There once was a woman known to all her friends as Snow White, now this was only because she only ever wore a huge fluffy wedding dress because she was a hopeless romantic. Not that it was very white any more because she worked for the Queen and the chemicals and bleach had made it mottled and grey, but she kept the name because she liked it. She eventually changed it by deed poll.
One day, she was speaking to the butler at the castle and he thought he only whispered but he said "Snow White, you're so much more beautiful than the Queen - Her fiancé is blind not to see that."
Unbeknownst to Snow White both the Queen and her fiancé heard and she asked him every night. Every time her renounced his love for her but every night she knew he was lying because he caught him one day looking up Snow White's dress.
So she hired a hit-man known only as "The Woodsman" because he used a special type of bullet with wooden splinters inside as calling card. His job was to kill Snow White.

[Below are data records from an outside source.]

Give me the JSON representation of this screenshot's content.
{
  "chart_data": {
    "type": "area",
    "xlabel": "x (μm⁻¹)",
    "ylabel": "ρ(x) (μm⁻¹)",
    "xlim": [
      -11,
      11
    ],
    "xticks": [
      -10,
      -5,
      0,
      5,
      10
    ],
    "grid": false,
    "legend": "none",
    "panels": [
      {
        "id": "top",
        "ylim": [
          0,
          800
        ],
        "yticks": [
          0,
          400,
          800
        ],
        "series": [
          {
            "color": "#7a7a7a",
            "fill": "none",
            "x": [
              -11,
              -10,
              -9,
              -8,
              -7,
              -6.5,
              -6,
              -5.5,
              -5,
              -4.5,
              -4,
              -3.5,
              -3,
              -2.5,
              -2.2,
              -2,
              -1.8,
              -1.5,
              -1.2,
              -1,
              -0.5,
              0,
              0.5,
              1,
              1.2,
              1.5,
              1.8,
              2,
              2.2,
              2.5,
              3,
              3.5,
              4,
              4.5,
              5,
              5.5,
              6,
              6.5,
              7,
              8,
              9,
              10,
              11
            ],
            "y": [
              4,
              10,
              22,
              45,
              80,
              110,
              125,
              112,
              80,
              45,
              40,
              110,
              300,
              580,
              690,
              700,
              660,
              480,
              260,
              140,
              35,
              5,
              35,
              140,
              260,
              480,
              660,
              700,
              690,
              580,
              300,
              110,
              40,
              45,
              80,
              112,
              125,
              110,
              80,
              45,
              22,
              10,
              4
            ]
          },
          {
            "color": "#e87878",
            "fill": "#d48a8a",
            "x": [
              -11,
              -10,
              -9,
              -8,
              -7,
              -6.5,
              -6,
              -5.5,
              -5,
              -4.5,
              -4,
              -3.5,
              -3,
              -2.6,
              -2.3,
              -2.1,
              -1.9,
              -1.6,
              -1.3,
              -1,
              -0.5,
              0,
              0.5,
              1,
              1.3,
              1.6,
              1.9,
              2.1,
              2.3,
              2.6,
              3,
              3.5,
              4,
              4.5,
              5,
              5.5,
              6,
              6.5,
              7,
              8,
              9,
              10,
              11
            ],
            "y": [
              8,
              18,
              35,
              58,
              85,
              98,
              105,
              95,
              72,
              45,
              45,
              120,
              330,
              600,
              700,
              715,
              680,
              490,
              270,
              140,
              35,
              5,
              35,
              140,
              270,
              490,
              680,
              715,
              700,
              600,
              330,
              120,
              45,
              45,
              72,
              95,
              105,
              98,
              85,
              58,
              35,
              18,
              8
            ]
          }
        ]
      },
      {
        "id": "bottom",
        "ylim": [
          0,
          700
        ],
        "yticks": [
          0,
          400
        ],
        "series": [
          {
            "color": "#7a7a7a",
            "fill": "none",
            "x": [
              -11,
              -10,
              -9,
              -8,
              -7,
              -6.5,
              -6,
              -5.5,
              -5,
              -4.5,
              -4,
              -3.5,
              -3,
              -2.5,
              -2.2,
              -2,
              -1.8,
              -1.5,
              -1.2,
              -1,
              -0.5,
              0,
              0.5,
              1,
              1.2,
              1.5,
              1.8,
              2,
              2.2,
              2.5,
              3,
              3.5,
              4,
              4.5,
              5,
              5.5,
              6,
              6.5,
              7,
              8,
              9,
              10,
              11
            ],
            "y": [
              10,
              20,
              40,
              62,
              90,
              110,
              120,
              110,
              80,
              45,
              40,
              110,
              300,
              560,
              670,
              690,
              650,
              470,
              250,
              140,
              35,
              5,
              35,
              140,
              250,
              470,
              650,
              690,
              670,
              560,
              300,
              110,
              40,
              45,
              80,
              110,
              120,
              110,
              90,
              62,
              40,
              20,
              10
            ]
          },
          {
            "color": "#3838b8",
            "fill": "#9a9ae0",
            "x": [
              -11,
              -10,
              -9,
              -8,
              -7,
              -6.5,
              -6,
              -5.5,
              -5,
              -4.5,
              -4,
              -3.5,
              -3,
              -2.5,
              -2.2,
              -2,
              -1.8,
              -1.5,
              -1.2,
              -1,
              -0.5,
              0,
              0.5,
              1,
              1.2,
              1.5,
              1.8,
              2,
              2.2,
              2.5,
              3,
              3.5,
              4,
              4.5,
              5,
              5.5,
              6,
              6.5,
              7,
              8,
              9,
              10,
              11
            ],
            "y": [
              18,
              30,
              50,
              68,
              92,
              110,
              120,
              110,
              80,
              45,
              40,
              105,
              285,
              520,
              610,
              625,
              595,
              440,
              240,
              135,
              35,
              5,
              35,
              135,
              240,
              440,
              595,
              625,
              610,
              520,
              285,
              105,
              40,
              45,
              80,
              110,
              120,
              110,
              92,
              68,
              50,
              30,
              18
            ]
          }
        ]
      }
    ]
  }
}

The Woodsman took Snow White out on dates, befriended her - knowing his gruesome task. But while on a walk through the forests he got down on one knee and told her - "I love you Snowy, I was originally hired to kill you and to do that I was to get you to trust me. But I grew to like you, in fact, I love you - Will you marry me?"
Snow White was originally taken aback but said yes. They devised a plan to hide Snow White until he could assassinate the Queen. He took her into the forest and told her of an old cottage that was abandoned, he bought her food and blankets so she wouldn't die.
Snow White made her way to the cottage and let herself in with a key she was told underneath the doormat. She was very tired so she fell asleep immediately on the bed.
suddenly she was shaken and awoke to 7 faces staring at her. "Who are you?"
"We're the owners of this house you're in."
"Can I stay?"
"But I need to - The Queen wants me dead!"
The little men conferred and eventually told her she can cook and clean and mend our clothes while they work. "And we'll have £100 in rent a month too! We'll be home at 6pm and we'll get ready for dinner and expect it on the table."
"Thank you. But you're all identical septuples - how will I tell you apart? I can't call you all midget."
"We aren't midgets!" said the one with glasses, "we're little people!"
"Well I'm Stephen, and I'm a doctor, so call me Steve the Doc." said the one in glasses.
"I'm Robert, and I have terrible hayfever, so if you want me just shout for Bob the Sneezy."
"Can I just use your nicknames? Like Doc and Sneezy?"
"Sure." Said Doc.
"Excuse me I'm the next oldest I should go next!- I'm George and..." He was cut off.
"He's a grumpy old bugger - just call him misery guts."
"Hey! I'm a - who cares? Just call me Grumpy."
"What was that?"
"Oh that's Kevin , he has such severe learning difficulties he can't speak - we all call him Dopey, mother specifically said Retard wasn't nice."
"My turn - I'm Dave, and erm, erm - You're pretty." He blushed bright red.
"He's is so bashful - you're lucky he even spoke let alone stuttered!" Grumpy said.
"I'll call him Bashful then."
"Suit yourself. We all called him Dave."
"Anyway I'm *yawn* zzzzzzzzzzzzz"
"he's Fred - he's narcoleptic, Just call him Sleepy."
"Hiya - wow you're so nice, the sky is so pretty - is that a double rainbow?"
"That's Victor - He's on some sort of anti-depressant pill and he's just Happy."
So - It's Doc, Sneezy, Grumpy, Sleepy, Dopey, Bashful and Happy."
"Yep. That's about it."
"I can remember those."
"Good - Now make us some dinner." Grumpy muttered.
Snow White cleaned and cooked, fixed clothes and paid her rent to the "little people".
Meanwhile, The Queen was delighted that Snow White was dead and married her philandering fiancé. The woodsman was visiting Snow White one day and saw all the men. He was so jealous he killed them all.
Snow White and he lived in the house together and had many children.